Hydrothermal synthesis and structural characterization of zeolite-like structures based on gallium and aluminum germanates

While extensive commercial success has been achieved through the use of organic molecules in the synthesis of aluminosilicate zeolites, the synthesis of the germanium-based zeolite structures using organic structure-directing agents is a largely unexplored area. Here we report a novel class of germanate zeolite structures prepared with inorganic cations or organic amines as structure-directing agents. These new materials possess five 4- connected 3-dimensional topologies with large (12-ring), medium (10-ring), small (8-ring), or ultrasmall (6-ring) pores. They have a variety of chemical compositions such as various Ge to Ga (or Al) ratios and exhibit interesting structural features such as helical chains and odd-membered rings. UCSB- 15GaGe and UCSB-15AlGe are the first germanate-based structures with 5- rings.

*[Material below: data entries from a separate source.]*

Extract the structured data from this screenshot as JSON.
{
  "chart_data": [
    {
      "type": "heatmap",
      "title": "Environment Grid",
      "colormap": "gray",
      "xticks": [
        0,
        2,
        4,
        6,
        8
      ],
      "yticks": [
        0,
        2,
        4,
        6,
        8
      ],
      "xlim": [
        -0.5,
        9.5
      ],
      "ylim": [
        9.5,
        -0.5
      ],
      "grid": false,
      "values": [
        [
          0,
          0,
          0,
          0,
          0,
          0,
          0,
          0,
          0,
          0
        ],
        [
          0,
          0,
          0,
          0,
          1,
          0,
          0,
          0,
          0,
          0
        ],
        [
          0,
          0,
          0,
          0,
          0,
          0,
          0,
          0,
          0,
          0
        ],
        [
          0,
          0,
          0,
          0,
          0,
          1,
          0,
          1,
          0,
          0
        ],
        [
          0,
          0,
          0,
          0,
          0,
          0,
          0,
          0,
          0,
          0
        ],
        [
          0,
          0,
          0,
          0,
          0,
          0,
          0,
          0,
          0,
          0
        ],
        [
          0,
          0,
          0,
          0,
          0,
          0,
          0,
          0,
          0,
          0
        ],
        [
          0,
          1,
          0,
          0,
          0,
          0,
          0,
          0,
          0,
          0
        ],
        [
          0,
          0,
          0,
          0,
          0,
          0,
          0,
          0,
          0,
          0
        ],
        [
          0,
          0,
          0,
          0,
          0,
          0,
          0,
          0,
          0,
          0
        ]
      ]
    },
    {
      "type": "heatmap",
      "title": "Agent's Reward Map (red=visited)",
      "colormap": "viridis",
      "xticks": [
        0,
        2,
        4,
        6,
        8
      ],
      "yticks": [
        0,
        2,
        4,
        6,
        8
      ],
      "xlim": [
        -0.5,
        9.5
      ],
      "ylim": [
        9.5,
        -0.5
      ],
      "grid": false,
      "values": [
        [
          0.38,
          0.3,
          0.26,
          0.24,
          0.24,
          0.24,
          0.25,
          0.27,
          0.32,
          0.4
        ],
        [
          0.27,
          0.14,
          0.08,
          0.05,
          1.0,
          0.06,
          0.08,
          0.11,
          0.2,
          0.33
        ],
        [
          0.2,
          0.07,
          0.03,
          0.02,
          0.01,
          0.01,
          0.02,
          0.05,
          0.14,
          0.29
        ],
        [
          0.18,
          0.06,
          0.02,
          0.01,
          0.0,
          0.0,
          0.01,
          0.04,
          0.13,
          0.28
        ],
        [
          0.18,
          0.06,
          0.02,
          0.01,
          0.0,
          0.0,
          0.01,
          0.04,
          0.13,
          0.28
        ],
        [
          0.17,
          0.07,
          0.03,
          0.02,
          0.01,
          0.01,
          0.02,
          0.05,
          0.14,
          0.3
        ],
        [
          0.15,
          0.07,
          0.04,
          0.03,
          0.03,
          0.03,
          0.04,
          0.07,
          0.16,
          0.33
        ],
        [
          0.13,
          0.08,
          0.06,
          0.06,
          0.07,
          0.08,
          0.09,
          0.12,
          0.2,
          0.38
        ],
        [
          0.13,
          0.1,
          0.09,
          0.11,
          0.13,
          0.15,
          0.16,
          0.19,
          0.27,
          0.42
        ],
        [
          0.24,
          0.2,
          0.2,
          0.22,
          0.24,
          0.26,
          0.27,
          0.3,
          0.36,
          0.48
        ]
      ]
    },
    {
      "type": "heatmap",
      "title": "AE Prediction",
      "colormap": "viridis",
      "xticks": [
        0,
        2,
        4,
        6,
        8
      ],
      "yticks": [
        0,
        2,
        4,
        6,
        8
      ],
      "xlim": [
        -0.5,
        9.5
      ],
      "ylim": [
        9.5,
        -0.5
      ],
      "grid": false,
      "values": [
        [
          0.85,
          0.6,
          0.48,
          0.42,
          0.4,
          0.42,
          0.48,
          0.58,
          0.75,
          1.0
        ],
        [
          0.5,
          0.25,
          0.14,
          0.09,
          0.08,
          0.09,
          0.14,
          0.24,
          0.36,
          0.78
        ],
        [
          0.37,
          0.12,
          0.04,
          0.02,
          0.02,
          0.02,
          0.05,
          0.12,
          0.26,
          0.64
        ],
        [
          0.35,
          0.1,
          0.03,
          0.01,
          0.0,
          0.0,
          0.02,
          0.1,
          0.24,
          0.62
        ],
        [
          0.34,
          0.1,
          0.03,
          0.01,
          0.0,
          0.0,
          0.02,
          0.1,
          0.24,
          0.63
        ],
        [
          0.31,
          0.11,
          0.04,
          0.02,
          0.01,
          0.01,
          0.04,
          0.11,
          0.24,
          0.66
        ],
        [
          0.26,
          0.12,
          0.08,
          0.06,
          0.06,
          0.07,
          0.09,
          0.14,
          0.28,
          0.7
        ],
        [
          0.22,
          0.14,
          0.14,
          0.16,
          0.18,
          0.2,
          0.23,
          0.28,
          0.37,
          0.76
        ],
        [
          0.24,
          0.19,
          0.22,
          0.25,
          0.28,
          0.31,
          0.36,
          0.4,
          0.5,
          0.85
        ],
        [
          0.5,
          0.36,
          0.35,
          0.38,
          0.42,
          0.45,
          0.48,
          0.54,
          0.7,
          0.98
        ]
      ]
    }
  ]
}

UCSB-7 refers to a collection of isostructural, large-pore zeolite- like structures constructed by the cross-linking of helical ribbons. UCSB- 3GaGe is the only known T₃⁺/T⁴⁺ (T refers to tetrahedral atoms) based zeolite structure with the net 38 topology. This structure is unusual because of its very high framework charge density unsurpassed by other amine-directed zeolite structures. GaGe-SOD2 and AlGe-SOD2 (sodalite analogues) have an unusually low framework symmetry for a sodalite structure. The cubic GaGe- SOD1 (or AlGe-SOD1) and the triclinic GaGe-SOD2 (or AlGe-SOD2) are ideal examples of the compositional and structural control of the inorganic framework by structure-directing amines. GaGe-ANA1 and GaGe-ANA2, two gallogermanate analcime analogues, are noncentrosymmetric, unlike many other analcime structures.